TBC’s other co-founder, Chief Operating Officer Jon Pomeraniec, said the company is sitting at the ground level of a paradigm shift toward what comes after silicon. “We’re building infrastructure to understand and interact with the world in a fundamentally new way,” he added.

Ksendsovsky said TBC’s biological AI infrastructure provides some solid benefits over traditional silicon-based AI. By harnessing the natural dynamics of neurons, it can dramatically reduce the amount of compute required by AI models to generate outputs. Neurons also support continuous learning and improved memory, with minimal training required, overcoming the “stateless” nature of rigid, silicon-based models. They also mimic the human brain’s ability to extract high-dimensional patterns, which means biological-powered AI models can learn and generalize with fewer examples, he said.

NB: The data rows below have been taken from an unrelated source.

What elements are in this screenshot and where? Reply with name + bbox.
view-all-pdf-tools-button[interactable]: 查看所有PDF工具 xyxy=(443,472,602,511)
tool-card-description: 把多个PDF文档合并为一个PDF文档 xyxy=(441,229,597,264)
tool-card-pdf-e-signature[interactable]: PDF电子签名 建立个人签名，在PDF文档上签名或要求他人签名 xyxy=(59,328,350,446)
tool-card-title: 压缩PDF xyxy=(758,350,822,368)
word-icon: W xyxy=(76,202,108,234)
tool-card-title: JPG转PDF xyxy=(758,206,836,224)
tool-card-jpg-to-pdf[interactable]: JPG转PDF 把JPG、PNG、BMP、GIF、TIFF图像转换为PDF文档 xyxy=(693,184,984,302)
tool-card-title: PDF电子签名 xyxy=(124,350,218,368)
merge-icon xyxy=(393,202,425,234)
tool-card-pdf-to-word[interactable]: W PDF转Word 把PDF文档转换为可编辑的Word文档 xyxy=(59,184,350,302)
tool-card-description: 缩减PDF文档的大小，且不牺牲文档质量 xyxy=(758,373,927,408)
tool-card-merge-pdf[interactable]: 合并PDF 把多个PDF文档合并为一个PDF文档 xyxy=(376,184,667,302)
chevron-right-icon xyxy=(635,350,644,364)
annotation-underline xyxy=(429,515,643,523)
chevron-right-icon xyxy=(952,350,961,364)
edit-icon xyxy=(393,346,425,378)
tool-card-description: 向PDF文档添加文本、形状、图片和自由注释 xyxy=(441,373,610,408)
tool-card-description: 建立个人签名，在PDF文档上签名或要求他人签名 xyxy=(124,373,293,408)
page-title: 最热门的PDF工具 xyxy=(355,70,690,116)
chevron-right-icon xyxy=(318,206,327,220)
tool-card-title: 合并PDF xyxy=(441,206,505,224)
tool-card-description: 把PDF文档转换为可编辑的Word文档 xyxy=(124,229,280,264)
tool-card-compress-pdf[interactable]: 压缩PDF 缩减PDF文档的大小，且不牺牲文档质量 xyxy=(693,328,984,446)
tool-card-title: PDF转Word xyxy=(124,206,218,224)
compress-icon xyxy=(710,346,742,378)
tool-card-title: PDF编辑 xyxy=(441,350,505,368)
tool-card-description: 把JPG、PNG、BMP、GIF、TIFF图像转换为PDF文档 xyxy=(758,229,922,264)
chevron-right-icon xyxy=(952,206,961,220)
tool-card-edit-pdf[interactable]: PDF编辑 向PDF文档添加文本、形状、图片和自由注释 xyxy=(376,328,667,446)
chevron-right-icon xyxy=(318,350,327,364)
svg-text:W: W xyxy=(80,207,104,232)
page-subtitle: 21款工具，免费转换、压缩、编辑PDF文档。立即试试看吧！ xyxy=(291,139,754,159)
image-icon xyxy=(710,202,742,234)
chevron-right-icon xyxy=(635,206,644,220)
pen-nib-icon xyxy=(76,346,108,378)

Finally, neurons require only a fraction of the power used by traditional silicon chips.

The quest to run AI in more cost effective ways is sparking new ideas left and right, because enterprises are spending billions of dollars on infrastructure, said Holger Mueller of Constellation Research. Any idea that can save some of those billions is sure to get a lot of attention, he believes.

“The Biological Computing’s idea is compelling, using the human brain and its proven footprint as the basis of a better and more energy-efficient AI architecture,” he said. “But it’s a radically different approach compared to what we’re doing now, and the startup will have to prove that this approach not only delivers, but is able to scale to support the kinds of AI applications we’re using today. If it can do this, it will definitely find a lot of takers.”

TBC has already applied its technology to enhance the capabilities of AI models in various ways. For instance, its VAE efficiency adapters are helping developers to improve the reconstruction quality and representation efficiency of frontier models, and it has also shown an ability to enhance long-horizon coherence in generative AI video and world models.

The startup’s plan is to disrupt the traditional AI infrastructure market, which is currently dominated by enormous clusters of graphics processing units hosted in cloud data centers and is forecast to be worth $1.7 trillion by 2030. To do this, it’s planning to launch hybrid neuro-silicon clusters for cloud environments, and has set a 2027 launch date.

Brian Schechter of Primary Ventures said silicon has carried the torch for AI so far, but it’s quickly reaching its limits. “AI’s next breakthrough will come from alternative architectures like biological computing,” he said. “We believe TBC can deliver step-change gains for demanding workloads such as computer vision and world models, and its early progress points to a new class of AI infrastructure.”